Television/radio coverage
- Network: Nine Network

= 2005 Brownlow Medal =

The 2005 Brownlow Medal was the 78th year the award was presented to the player adjudged the fairest and best player during the Australian Football League (AFL) home and away season. Ben Cousins of the West Coast Eagles won the medal by polling twenty votes during the 2005 AFL season. It was Cousins' first Brownlow Medal win, and with Daniel Kerr finishing the runner up, it was the first time in 79 years that the top two votegetters were from the same club.

== Leading votegetters ==

|  | Player | Votes |
| 1st | Ben Cousins (West Coast) | 20 |
| 2nd | Daniel Kerr (West Coast) | 19 |
| 3rd | Nick Dal Santo (St Kilda) | 18 |
| 4th | Scott West (Western Bulldogs) | 17 |
| =5th | Tyson Edwards (Adelaide) | 16 |
Barry Hall (Sydney)
| 7th | Luke Hodge (Hawthorn) | 15 |
|  | Chris Judd (West Coast)* | 15 |
| =8th | Matthew Pavlich (Fremantle) | 14 |
Luke Power (Brisbane)
| 10th | Cameron Ling (Geelong) | 13 |

- The player was ineligible to win the medal due to suspension by the AFL Tribunal during the year.

== Voting procedure ==
The three field umpires (those umpires who control the flow of the game, as opposed to goal or boundary umpires) confer after each match and award three votes, two votes and one vote to the players they regard as the best, second best and third best in the match, respectively.
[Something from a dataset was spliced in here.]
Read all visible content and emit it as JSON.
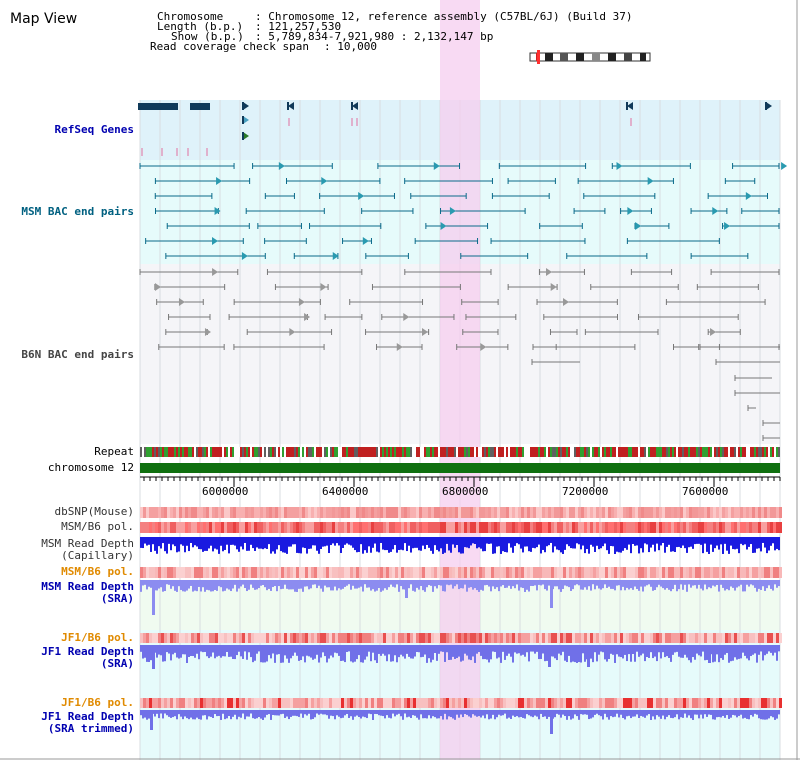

The votes are kept secret until the awards night, and are read and tallied on the evening.

As the medal is awarded to the fairest and best player in the league, those who have been suspended during the season by the AFL Tribunal (or, who avoided suspension only because of a discount for a good record or an early guilty plea) are ineligible to win the award; however, they may still continue to poll votes.